StATS: Methods for haplotype analysis (May 31, 2006).

I am not an expert on haplotype analysis, but as I understand it, a haplotype is a combination of several SNPs (Single Nucleotide Polymorphisms) that show a stronger association with disease than any single SNP might.

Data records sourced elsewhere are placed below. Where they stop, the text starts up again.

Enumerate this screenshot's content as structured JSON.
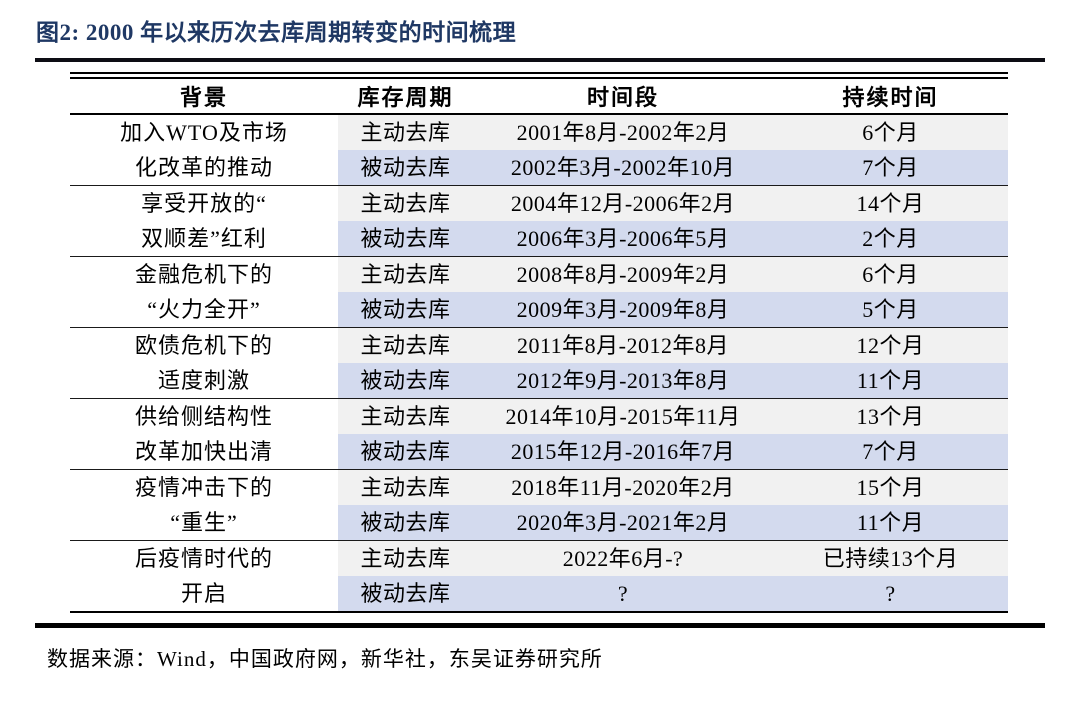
{
  "title": "图2:  2000 年以来历次去库周期转变的时间梳理",
  "colors": {
    "title_navy": "#1f3864",
    "active_row_gray": "#f1f1f1",
    "passive_row_blue": "#d3daee",
    "rule_black": "#000000"
  },
  "table": {
    "headers": [
      "背景",
      "库存周期",
      "时间段",
      "持续时间"
    ],
    "groups": [
      {
        "background_lines": [
          "加入WTO及市场",
          "化改革的推动"
        ],
        "rows": [
          {
            "cycle": "主动去库",
            "period": "2001年8月-2002年2月",
            "duration": "6个月"
          },
          {
            "cycle": "被动去库",
            "period": "2002年3月-2002年10月",
            "duration": "7个月"
          }
        ]
      },
      {
        "background_lines": [
          "享受开放的“",
          "双顺差”红利"
        ],
        "rows": [
          {
            "cycle": "主动去库",
            "period": "2004年12月-2006年2月",
            "duration": "14个月"
          },
          {
            "cycle": "被动去库",
            "period": "2006年3月-2006年5月",
            "duration": "2个月"
          }
        ]
      },
      {
        "background_lines": [
          "金融危机下的",
          "“火力全开”"
        ],
        "rows": [
          {
            "cycle": "主动去库",
            "period": "2008年8月-2009年2月",
            "duration": "6个月"
          },
          {
            "cycle": "被动去库",
            "period": "2009年3月-2009年8月",
            "duration": "5个月"
          }
        ]
      },
      {
        "background_lines": [
          "欧债危机下的",
          "适度刺激"
        ],
        "rows": [
          {
            "cycle": "主动去库",
            "period": "2011年8月-2012年8月",
            "duration": "12个月"
          },
          {
            "cycle": "被动去库",
            "period": "2012年9月-2013年8月",
            "duration": "11个月"
          }
        ]
      },
      {
        "background_lines": [
          "供给侧结构性",
          "改革加快出清"
        ],
        "rows": [
          {
            "cycle": "主动去库",
            "period": "2014年10月-2015年11月",
            "duration": "13个月"
          },
          {
            "cycle": "被动去库",
            "period": "2015年12月-2016年7月",
            "duration": "7个月"
          }
        ]
      },
      {
        "background_lines": [
          "疫情冲击下的",
          "“重生”"
        ],
        "rows": [
          {
            "cycle": "主动去库",
            "period": "2018年11月-2020年2月",
            "duration": "15个月"
          },
          {
            "cycle": "被动去库",
            "period": "2020年3月-2021年2月",
            "duration": "11个月"
          }
        ]
      },
      {
        "background_lines": [
          "后疫情时代的",
          "开启"
        ],
        "rows": [
          {
            "cycle": "主动去库",
            "period": "2022年6月-?",
            "duration": "已持续13个月"
          },
          {
            "cycle": "被动去库",
            "period": "?",
            "duration": "?"
          }
        ]
      }
    ]
  },
  "source": "数据来源：Wind，中国政府网，新华社，东吴证券研究所"
}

Haplotype analysis is difficult because you often only have partial information about the genomes. Here is a small piece of information about the first fifteen SNPs on chromosome 22 for a subject in the HapMap project.

rs3016036  AA
rs2334386  GG
rs2844882  AA
rs11089130 GG
rs738829   GG
rs7510853  CC
rs10154488 CC
rs915674   AG
rs915675   AC
rs915677   GG
rs9604648  GG
rs7286962  CC
rs9604721  CC
rs12159982 CC
rs4389403  AG

There are eight possible ways that these SNPs could arrange themselves on the two strands of DNA:

Haplotype 1: AGAGGCCAAGGCCCA and
             AGAGGCCGCGGCCCG

Haplotype 2: AGAGGCCAAGGCCCG and
             AGAGGCCGCGGCCCA

Haplotype 3: AGAGGCCACGGCCCA and
             AGAGGCCGAGGCCCG

Haplotype 4: AGAGGCCACGGCCCG and
             AGAGGCCGAGGCCCA

Haplotype 5: AGAGGCCGAGGCCCA and
             AGAGGCCACGGCCCG

Haplotype 6: AGAGGCCGAGGCCCG and
             AGAGGCCACGGCCCA

Haplotype 7: AGAGGCCGCGGCCCA and
             AGAGGCCAAGGCCCG

Haplotype 8: AGAGGCCGCGGCCCG and
             AGAGGCCAAGGCCCA

Actually, if you look closely at this, there are only four unique haplotypes (1/8, 2/7, 3/6, and 4/5 are effectively the same haplotypes).

In most realistic situations, you do not know what particular haplotype a patient has. You could sequence the DNA strand to figure out which of these haplotype combinations is actually present, but sequencing is a very expensive thing to do. Instead, you might be able to infer the likelihood of these haplotypes by looking at multiple patients and  making assumptions consistent with Hardy-Wienberg equilibrium.

These inferences are effectively the same as many missing data problems and use an approach, the EM algorithm that is commonly relied on to help with this sort of problem. There is a library of programs for R called haplo.stats

I've run some experiments on applying information theory to the HapMap project, and I might investigate whether this provides an alternative way to identifying haplotypes.

I attended a talk last week by Pengyuan Liu and she described how to assess haplotype information with special attention to the case where you have data on related siblings. Some of the references she mentioned are worth reviewing.